Comment s’effectue le dépistage ?
“Il est primordial d’établir le diagnostic de l’hémochromatose avant 30-35 ans. Au-delà, la surcharge en fer peut provoquer des complications graves telles que la cirrhose du foie (12 % des cas) avec possibilité de cancer, une insuffisance cardiaque avec arythmie, infarctus, un diabète sucré insulinodépendant, des rhumatismes invalidants avec destruction des articulations, des troubles sexuels difficiles à traiter…
Autant de maux auxquels s’ajoutent une fatigue chronique et un état dépressif aux conséquences professionnelles et familiales lourdes (arrêts de travail, invalidité, discorde, incompréhension…)”.
Professeur Henri Michel,
Président de l’Association Hémochromatose France (AHF)
Le dépistage
Une simple prise de sang permet d’établir le bilan du fer dans le sang :
- Mesure du coefficient de saturation de la transferrine, protéine qui transporte normalement 30 % du fer du tube digestif à la moelle osseuse. Chez une personne atteinte d’hémochromatose, elle en transporte de 50 à 100 %.
- Mesure de la ferritinémie (stock de fer) : le taux normal est de 30 à 300 ng/ml. Chez une personne atteinte d’hémochromatose, il atteint 500 à 8000 ng/ml.
Si le coefficient de saturation de la transferrine est anormalement élevé, le diagnostic de l’hémochromatose doit être confirmé par un test génétique, réalisé à partir d’une prise de sang. Il est ensuite capital d’entreprendre le dépistage familial (frères, soeurs, ascendants, descendants) pour traiter d’éventuels malades plus jeunes.
Depuis le 1er mai 2007, l’Assurance Maladie prend en charge l’examen sanguin de dépistage et le test génétique permettant de confirmer le diagnostic de l’hémochromatose (à 100 % dans les cas où il y a double mutation génétique, à 70 % en cas de mutation génétique unique).

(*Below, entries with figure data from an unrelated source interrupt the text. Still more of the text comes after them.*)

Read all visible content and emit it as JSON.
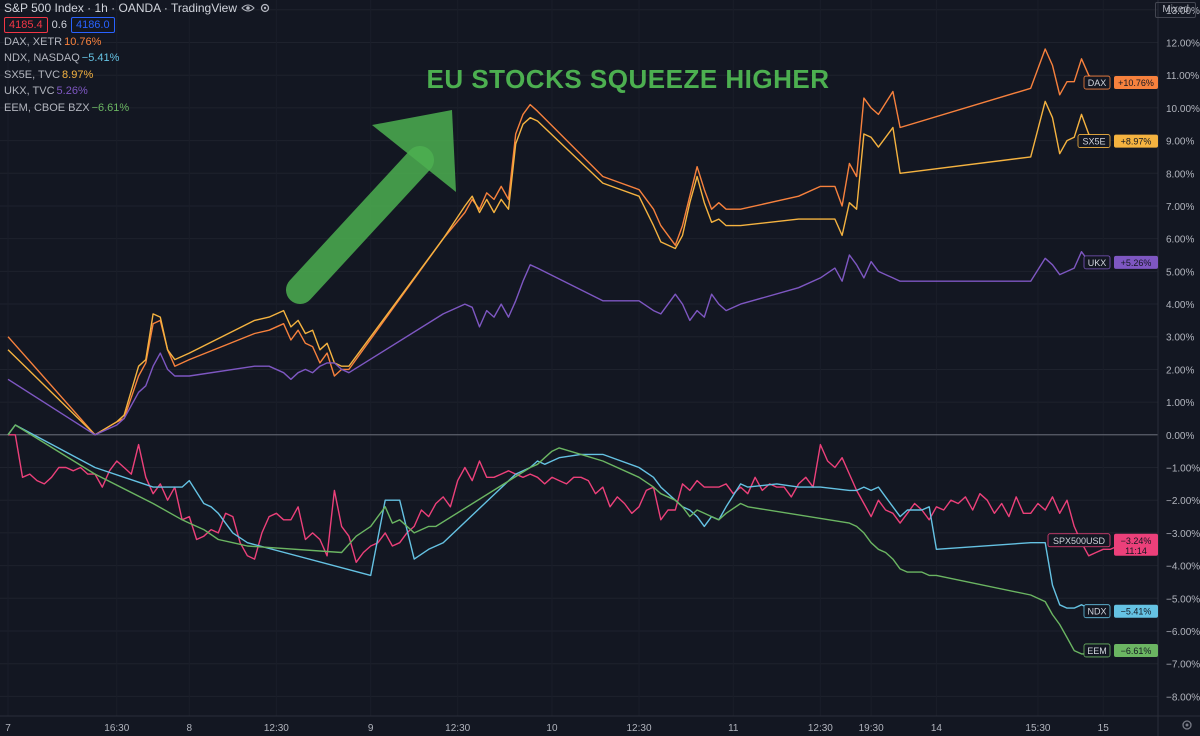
{
  "header": {
    "title": "S&P 500 Index · 1h · OANDA · TradingView",
    "bid": "4185.4",
    "spread": "0.6",
    "ask": "4186.0",
    "scale_mode": "Mixed"
  },
  "annotation": {
    "text": "EU STOCKS SQUEEZE HIGHER",
    "color": "#4caf50",
    "arrow_color": "#4caf50"
  },
  "legend": [
    {
      "name": "DAX, XETR",
      "value": "10.76%",
      "color": "#f7813d"
    },
    {
      "name": "NDX, NASDAQ",
      "value": "−5.41%",
      "color": "#65c2e3"
    },
    {
      "name": "SX5E, TVC",
      "value": "8.97%",
      "color": "#f5b340"
    },
    {
      "name": "UKX, TVC",
      "value": "5.26%",
      "color": "#7e57c2"
    },
    {
      "name": "EEM, CBOE BZX",
      "value": "−6.61%",
      "color": "#6bb562"
    }
  ],
  "chart_data": {
    "type": "line",
    "y_unit": "%",
    "ylim": [
      -8.6,
      13.3
    ],
    "y_ticks": [
      "13.00%",
      "12.00%",
      "11.00%",
      "10.00%",
      "9.00%",
      "8.00%",
      "7.00%",
      "6.00%",
      "5.00%",
      "4.00%",
      "3.00%",
      "2.00%",
      "1.00%",
      "0.00%",
      "−1.00%",
      "−2.00%",
      "−3.00%",
      "−4.00%",
      "−5.00%",
      "−6.00%",
      "−7.00%",
      "−8.00%"
    ],
    "y_tick_values": [
      13,
      12,
      11,
      10,
      9,
      8,
      7,
      6,
      5,
      4,
      3,
      2,
      1,
      0,
      -1,
      -2,
      -3,
      -4,
      -5,
      -6,
      -7,
      -8
    ],
    "x_ticks": [
      {
        "label": "7",
        "x": 0
      },
      {
        "label": "16:30",
        "x": 15
      },
      {
        "label": "8",
        "x": 25
      },
      {
        "label": "12:30",
        "x": 37
      },
      {
        "label": "9",
        "x": 50
      },
      {
        "label": "12:30",
        "x": 62
      },
      {
        "label": "10",
        "x": 75
      },
      {
        "label": "12:30",
        "x": 87
      },
      {
        "label": "11",
        "x": 100
      },
      {
        "label": "12:30",
        "x": 112
      },
      {
        "label": "19:30",
        "x": 119
      },
      {
        "label": "14",
        "x": 128
      },
      {
        "label": "15:30",
        "x": 142
      },
      {
        "label": "15",
        "x": 151
      }
    ],
    "x_range": [
      0,
      158
    ],
    "zero_line": true,
    "series": [
      {
        "name": "DAX",
        "label": "+10.76%",
        "color": "#f7813d",
        "last": 10.76,
        "x": [
          0,
          12,
          15,
          16,
          18,
          19,
          20,
          21,
          22,
          23,
          25,
          34,
          36,
          38,
          39,
          40,
          41,
          42,
          43,
          44,
          45,
          46,
          47,
          60,
          63,
          64,
          65,
          66,
          67,
          68,
          69,
          70,
          71,
          72,
          73,
          82,
          87,
          89,
          90,
          92,
          93,
          94,
          95,
          96,
          97,
          98,
          99,
          101,
          109,
          112,
          114,
          115,
          116,
          117,
          118,
          119,
          120,
          122,
          123,
          141,
          143,
          144,
          145,
          146,
          147,
          148,
          149,
          150
        ],
        "y": [
          3.0,
          0.0,
          0.4,
          0.5,
          1.8,
          2.2,
          3.4,
          3.5,
          2.6,
          2.1,
          2.3,
          3.1,
          3.2,
          3.4,
          2.9,
          3.2,
          2.8,
          2.7,
          2.2,
          2.5,
          1.8,
          2.0,
          2.0,
          6.0,
          6.8,
          7.2,
          6.9,
          7.4,
          7.2,
          7.6,
          7.2,
          9.2,
          9.8,
          10.1,
          9.9,
          7.9,
          7.5,
          6.9,
          6.4,
          5.8,
          6.4,
          7.3,
          8.2,
          7.5,
          6.9,
          7.1,
          6.9,
          6.9,
          7.3,
          7.6,
          7.6,
          7.0,
          8.3,
          7.9,
          10.3,
          10.0,
          9.8,
          10.5,
          9.4,
          10.6,
          11.8,
          11.3,
          10.4,
          10.8,
          10.8,
          11.5,
          11.0,
          10.8
        ]
      },
      {
        "name": "SX5E",
        "label": "+8.97%",
        "color": "#f5b340",
        "last": 8.97,
        "x": [
          0,
          12,
          15,
          16,
          18,
          19,
          20,
          21,
          22,
          23,
          25,
          34,
          36,
          38,
          39,
          40,
          41,
          42,
          43,
          44,
          45,
          46,
          47,
          60,
          63,
          64,
          65,
          66,
          67,
          68,
          69,
          70,
          71,
          72,
          73,
          82,
          87,
          89,
          90,
          92,
          93,
          94,
          95,
          96,
          97,
          98,
          99,
          101,
          109,
          112,
          114,
          115,
          116,
          117,
          118,
          119,
          120,
          122,
          123,
          141,
          143,
          144,
          145,
          146,
          147,
          148,
          149,
          150
        ],
        "y": [
          2.6,
          0.0,
          0.4,
          0.6,
          2.1,
          2.3,
          3.7,
          3.6,
          2.6,
          2.3,
          2.5,
          3.5,
          3.6,
          3.8,
          3.3,
          3.5,
          3.1,
          3.2,
          2.6,
          2.8,
          2.2,
          2.1,
          2.1,
          6.0,
          7.0,
          7.3,
          6.8,
          7.2,
          6.8,
          7.2,
          6.9,
          8.9,
          9.5,
          9.7,
          9.6,
          7.7,
          7.3,
          6.4,
          5.9,
          5.7,
          6.1,
          7.1,
          7.9,
          7.1,
          6.5,
          6.6,
          6.4,
          6.4,
          6.6,
          6.6,
          6.6,
          6.1,
          7.1,
          6.9,
          9.2,
          9.1,
          8.8,
          9.4,
          8.0,
          8.5,
          10.2,
          9.7,
          8.6,
          9.0,
          9.1,
          9.8,
          9.2,
          8.97
        ]
      },
      {
        "name": "UKX",
        "label": "+5.26%",
        "color": "#7e57c2",
        "last": 5.26,
        "x": [
          0,
          12,
          15,
          16,
          18,
          19,
          20,
          21,
          22,
          23,
          25,
          34,
          36,
          38,
          39,
          40,
          41,
          42,
          43,
          44,
          45,
          46,
          47,
          60,
          63,
          64,
          65,
          66,
          67,
          68,
          69,
          70,
          71,
          72,
          73,
          82,
          87,
          89,
          90,
          92,
          93,
          94,
          95,
          96,
          97,
          98,
          99,
          101,
          109,
          112,
          114,
          115,
          116,
          117,
          118,
          119,
          120,
          122,
          123,
          141,
          143,
          144,
          145,
          146,
          147,
          148,
          149,
          150
        ],
        "y": [
          1.7,
          0.0,
          0.3,
          0.5,
          1.3,
          1.5,
          2.1,
          2.5,
          2.0,
          1.8,
          1.8,
          2.1,
          2.1,
          1.9,
          1.7,
          1.9,
          2.0,
          1.9,
          2.1,
          2.2,
          2.2,
          2.0,
          1.9,
          3.7,
          4.0,
          3.9,
          3.3,
          3.8,
          3.6,
          4.0,
          3.6,
          4.1,
          4.7,
          5.2,
          5.1,
          4.1,
          4.1,
          3.8,
          3.7,
          4.3,
          4.0,
          3.5,
          3.8,
          3.6,
          4.3,
          4.0,
          3.8,
          4.0,
          4.5,
          4.8,
          5.1,
          4.7,
          5.5,
          5.2,
          4.8,
          5.3,
          5.0,
          4.8,
          4.7,
          4.7,
          5.4,
          5.2,
          4.9,
          5.0,
          5.1,
          5.6,
          5.3,
          5.26
        ]
      },
      {
        "name": "SPX500USD",
        "label": "−3.24%",
        "label2": "11:14",
        "color": "#ec407a",
        "last": -3.24,
        "x": [
          0,
          1,
          2,
          3,
          4,
          5,
          6,
          7,
          8,
          9,
          10,
          11,
          12,
          13,
          14,
          15,
          16,
          17,
          18,
          19,
          20,
          21,
          22,
          23,
          24,
          25,
          26,
          27,
          28,
          29,
          30,
          31,
          32,
          33,
          34,
          35,
          36,
          37,
          38,
          39,
          40,
          41,
          42,
          43,
          44,
          45,
          46,
          47,
          48,
          49,
          50,
          51,
          52,
          53,
          54,
          55,
          56,
          57,
          58,
          59,
          60,
          61,
          62,
          63,
          64,
          65,
          66,
          67,
          68,
          69,
          70,
          71,
          72,
          73,
          74,
          75,
          76,
          77,
          78,
          79,
          80,
          81,
          82,
          83,
          84,
          85,
          86,
          87,
          88,
          89,
          90,
          91,
          92,
          93,
          94,
          95,
          96,
          97,
          98,
          99,
          100,
          101,
          102,
          103,
          104,
          105,
          106,
          107,
          108,
          109,
          110,
          111,
          112,
          113,
          114,
          115,
          116,
          117,
          118,
          119,
          120,
          121,
          122,
          123,
          124,
          125,
          126,
          127,
          128,
          129,
          130,
          131,
          132,
          133,
          134,
          135,
          136,
          137,
          138,
          139,
          140,
          141,
          142,
          143,
          144,
          145,
          146,
          147,
          148,
          149,
          150,
          151,
          152,
          153,
          154,
          155
        ],
        "y": [
          0,
          0,
          -1.3,
          -1.2,
          -1.4,
          -1.5,
          -1.3,
          -1.0,
          -1.0,
          -1.1,
          -1.0,
          -1.2,
          -1.2,
          -1.6,
          -1.1,
          -0.8,
          -1.0,
          -1.2,
          -0.3,
          -1.3,
          -1.8,
          -1.5,
          -2.0,
          -1.6,
          -2.6,
          -2.5,
          -3.2,
          -3.1,
          -2.9,
          -3.0,
          -2.4,
          -2.5,
          -3.3,
          -3.7,
          -3.8,
          -3.0,
          -2.5,
          -2.4,
          -2.6,
          -2.6,
          -2.2,
          -3.2,
          -3.0,
          -3.2,
          -3.7,
          -1.7,
          -2.8,
          -3.1,
          -3.9,
          -3.6,
          -3.4,
          -3.3,
          -3.0,
          -3.4,
          -3.3,
          -3.0,
          -2.8,
          -2.3,
          -2.5,
          -2.1,
          -1.9,
          -2.2,
          -1.4,
          -1.0,
          -1.4,
          -0.8,
          -1.3,
          -1.3,
          -1.2,
          -1.1,
          -1.2,
          -1.3,
          -1.2,
          -1.3,
          -1.5,
          -1.3,
          -1.4,
          -1.5,
          -1.3,
          -1.3,
          -1.4,
          -1.8,
          -1.6,
          -2.2,
          -1.9,
          -2.1,
          -2.4,
          -2.2,
          -1.7,
          -1.6,
          -2.6,
          -2.3,
          -2.3,
          -1.5,
          -1.7,
          -1.4,
          -1.6,
          -1.6,
          -1.6,
          -1.5,
          -1.8,
          -1.6,
          -1.8,
          -1.3,
          -1.7,
          -1.5,
          -1.6,
          -1.6,
          -1.9,
          -1.5,
          -1.3,
          -1.6,
          -0.3,
          -0.8,
          -1.0,
          -0.7,
          -1.2,
          -1.7,
          -2.1,
          -2.5,
          -2.0,
          -2.3,
          -2.4,
          -2.7,
          -2.4,
          -2.1,
          -2.3,
          -2.6,
          -2.2,
          -2.3,
          -2.0,
          -2.1,
          -1.9,
          -2.3,
          -1.8,
          -2.0,
          -2.4,
          -2.1,
          -2.5,
          -1.9,
          -2.4,
          -2.4,
          -2.1,
          -2.3,
          -1.9,
          -2.4,
          -2.0,
          -2.8,
          -3.3,
          -3.7,
          -3.6,
          -3.5,
          -3.5,
          -3.4,
          -3.24,
          -3.24
        ]
      },
      {
        "name": "NDX",
        "label": "−5.41%",
        "color": "#65c2e3",
        "last": -5.41,
        "x": [
          0,
          1,
          12,
          20,
          24,
          25,
          27,
          28,
          29,
          31,
          33,
          50,
          52,
          53,
          54,
          56,
          58,
          60,
          70,
          72,
          73,
          74,
          75,
          76,
          79,
          82,
          87,
          89,
          90,
          92,
          93,
          94,
          95,
          96,
          97,
          98,
          99,
          101,
          102,
          106,
          109,
          112,
          116,
          117,
          118,
          119,
          120,
          121,
          122,
          123,
          124,
          125,
          126,
          127,
          128,
          141,
          143,
          144,
          145,
          146,
          147,
          148,
          149,
          150
        ],
        "y": [
          0,
          0.3,
          -1.0,
          -1.6,
          -1.6,
          -1.4,
          -2.1,
          -2.2,
          -2.4,
          -3.0,
          -3.3,
          -4.3,
          -2.0,
          -2.0,
          -2.0,
          -3.8,
          -3.5,
          -3.3,
          -1.2,
          -1.0,
          -0.8,
          -0.9,
          -0.8,
          -0.7,
          -0.6,
          -0.6,
          -1.0,
          -1.3,
          -1.6,
          -2.0,
          -2.2,
          -2.3,
          -2.5,
          -2.8,
          -2.5,
          -2.6,
          -2.2,
          -1.5,
          -1.6,
          -1.5,
          -1.6,
          -1.6,
          -1.7,
          -1.7,
          -1.6,
          -1.7,
          -1.6,
          -1.9,
          -2.2,
          -2.5,
          -2.3,
          -2.3,
          -2.3,
          -2.2,
          -3.5,
          -3.3,
          -3.3,
          -4.6,
          -5.2,
          -5.3,
          -5.3,
          -5.2,
          -5.3,
          -5.41
        ]
      },
      {
        "name": "EEM",
        "label": "−6.61%",
        "color": "#6bb562",
        "last": -6.61,
        "x": [
          0,
          1,
          12,
          20,
          24,
          25,
          27,
          29,
          31,
          33,
          46,
          48,
          50,
          51,
          52,
          53,
          54,
          56,
          58,
          59,
          72,
          73,
          74,
          75,
          76,
          79,
          82,
          87,
          89,
          90,
          92,
          93,
          94,
          95,
          96,
          97,
          98,
          99,
          101,
          102,
          116,
          117,
          118,
          119,
          120,
          121,
          122,
          123,
          124,
          125,
          126,
          127,
          128,
          141,
          143,
          144,
          145,
          146,
          147,
          148,
          149,
          150
        ],
        "y": [
          0,
          0.3,
          -1.2,
          -2.1,
          -2.6,
          -2.7,
          -2.9,
          -3.2,
          -3.3,
          -3.4,
          -3.6,
          -3.1,
          -2.8,
          -2.5,
          -2.2,
          -2.7,
          -2.6,
          -3.0,
          -2.8,
          -2.8,
          -1.0,
          -0.9,
          -0.7,
          -0.5,
          -0.4,
          -0.6,
          -0.8,
          -1.3,
          -1.6,
          -1.8,
          -2.0,
          -2.2,
          -2.5,
          -2.3,
          -2.4,
          -2.5,
          -2.6,
          -2.4,
          -2.1,
          -2.2,
          -2.7,
          -2.8,
          -3.0,
          -3.3,
          -3.5,
          -3.6,
          -3.8,
          -4.1,
          -4.2,
          -4.2,
          -4.2,
          -4.3,
          -4.3,
          -4.9,
          -5.1,
          -5.5,
          -5.8,
          -6.2,
          -6.6,
          -6.7,
          -6.7,
          -6.61
        ]
      }
    ]
  }
}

En quoi consiste le traitement ?
Une espérance de vie normale pour les malades traités avant 30-35 ans
Simple : des saignées suffisent, le traitement s’effectue en deux étapes :
- Éliminer la surcharge en fer Les globules rouges étant très riches en fer, des saignées répétées permettent d’éliminer des quantités importantes de fer. D’autant que, pour fabriquer de nouveaux globules rouges après chaque saignée, l’organisme puise dans les surcharges déposées sur les différents organes (foie, pancréas, coeur…). Le fer accumulé en excès dans l’organisme depuis la naissance s’élimine ainsi progressivement.
Définition de la saignée : Méthode thérapeutique consistant à soustraire du sang par ponction d’une veine.
- Éviter la ré-accumulation du fer Pour éviter la reconstitution progressive de l’excès en fer, le traitement par saignées doit être maintenu à vie mais à un rythme moins soutenu que lors du traitement d’attaque.
Efficace pour les malades traités avant 30-35 ans
Généralement, les saignées sont bien tolérées et elles produisent de vrais résultats sur des malades soignés à 20-35 ans : la plupart des symptômes disparaissent, l’espérance de vie redevient semblable à celle de la population générale. À l’âge de 50-60 ans, la régression des symptômes est plus exceptionnelle et les complications sont déjà graves, l’accumulation de fer ayant pu détruire des organes.
Pendant 1 à 2 ans
- Des saignées de 400 à 500 ml toutes les semaines, surveillance de l’hémoglobine et de la ferritine tous les mois.
- Une IRM du foie (examen d’imagerie par résonance magnétique) est souhaitable pour apprécier la surcharge en fer.
- À noter qu’il n’y a pas de régime alimentaire particulier à suivre. Les boissons alcoolisées sont toutefois à éviter (foie fragilisé). Il s’agit aussi de s’abstenir de vitamine C sous forme de médicament ; elle augmente l’absorption du fer. En revanche, boire du thé est recommandé.
À vie
- Des saignées de 300 à 500 ml tous les 3 à 6 mois.
- Une échographie du foie tous les 6 mois permet de surveiller l’éventuelle apparition d’un cancer.
La fin de la saignée ?
En 2001, des chercheurs de l’INSERM de Rennes et Paris démontrent que le foie produit de l’hepcidine lorsque la quantité de fer dans l’organisme devient trop importante. Chez les malades, cette hormone est absente en raison de l’anomalie génétique. En mars 2009, c’est une équipe de chercheurs de l’INSERM de Toulouse qui trouve la molécule permettant au fer d’activer la synthèse de l’hepcidine : la molécule BMP6. Ces découvertes sont une source d’espoir ; « peut-être traitera-t-on un jour l’hémochromatose par l’hepcidine comme on soigne le diabète par l’insuline », espère le Professeur Henri Michel.